Uma semana depois tiraram a guarda
e eu corri até lá. Não só eu, mas a maioria dos jovens do Grupo Escoteiro. Era
uma sepultura comum, só terra em cima e nem uma cruz havia. Não foi preciso de
Conselho de Patrulha e nem Corte de Honra. Fizemos nosso trabalho. Com a ajuda
do Mausoléu, um coveiro amigo nosso demos a ele e sua família uma bela
sepultura. Era o local mais florido daquela morada onde todos diziam que quem
estava lá não poderia voltar. Muitos Escoteiros e eu também juramos de pé junto
que nas noites de lua cheia Coletor tocava. E como tocava. O campo santo
começou a encher de ouvintes. Milhares e milhares acorriam. Eu mesmo ouvi o som
do seu violão tocando o Canto da Promessa, da Despedida, do Fogo de Conselho e
muitos outros. Nesta hora ninguém chorava e sim dávamos as mãos e fechávamos os
olhos para sentir mais a presença do Coletor.
Um dia a necrópole se silenciou.
Os sons do violão do Coletor emudeceu. Alguém disse que ele foi para o céu.

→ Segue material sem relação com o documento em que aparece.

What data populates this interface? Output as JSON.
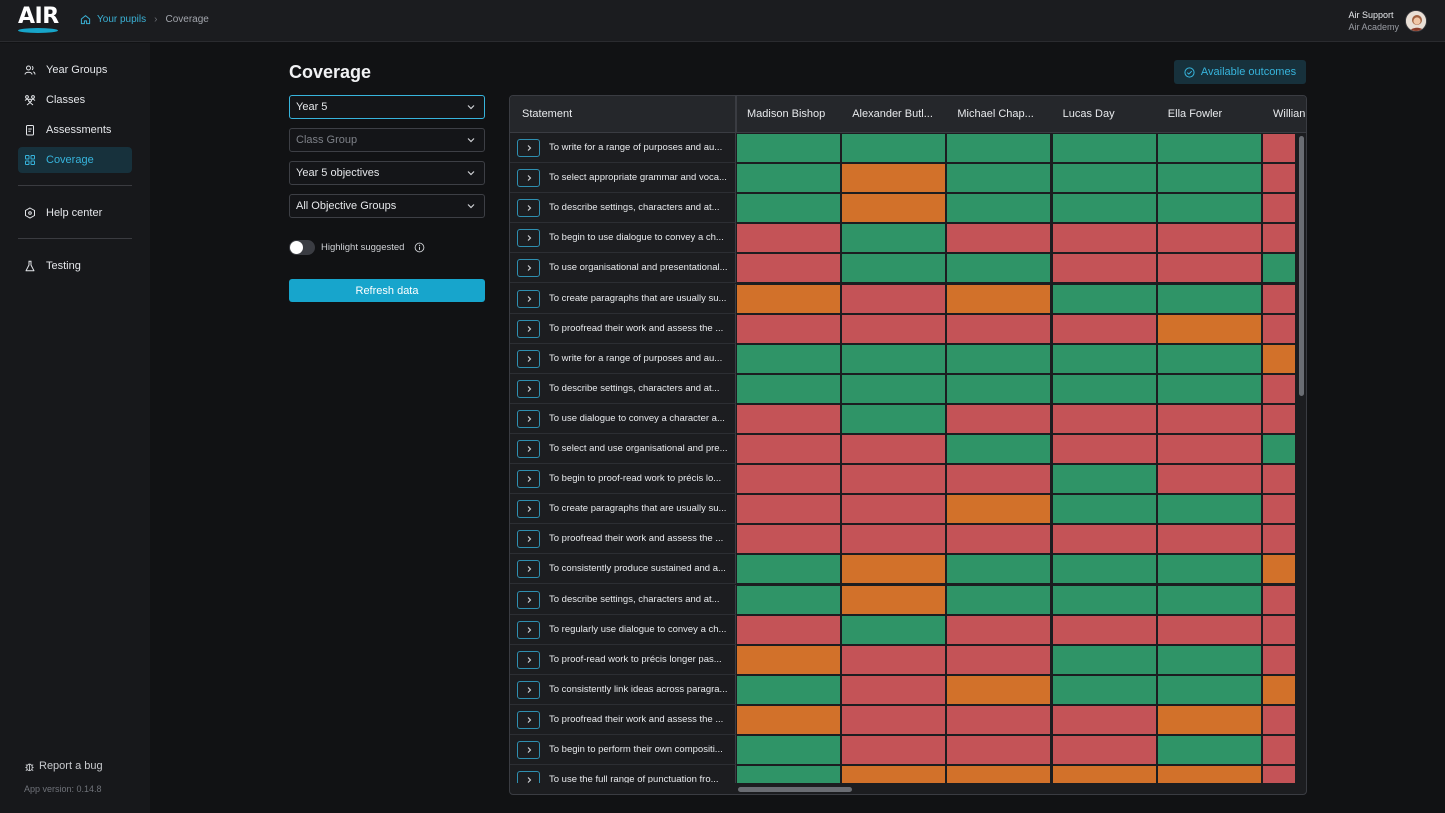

Nossa patrulha mesmo assim não desistiu. Todas as noites fazíamos questão de
arrumar as flores, limpar seu jazigo e na hora de ir embora dávamos as mãos em
volta de sua morada e rezávamos baixinho um Pai Nosso pensando que ele, nosso
amigo Coletor estava conosco nesta hora. Dizem que a vida não tem começo e nem
fim. Os maiores poetas já diziam também que viver é uma maneira de sentir o
mundo em um minuto e morrer é viver para sempre. Nunca mais voltei a minha
cidade. Pelas correspondências o ex-Escoteiros da nossa patrulha que ficaram lá
sempre diziam que o jazigo continuava limpo. Um deles me escreveu que nasceu
sem ninguém plantar um enorme jequitibá. Outro dizia que muitos viram Coletor
tocando seu violão em um galho do enorme Jequitibá. São coisas de cidade
pequena. As histórias contadas sempre aumentadas, mas que nos fazem sentir que
a felicidade existe nas lembranças para sempre!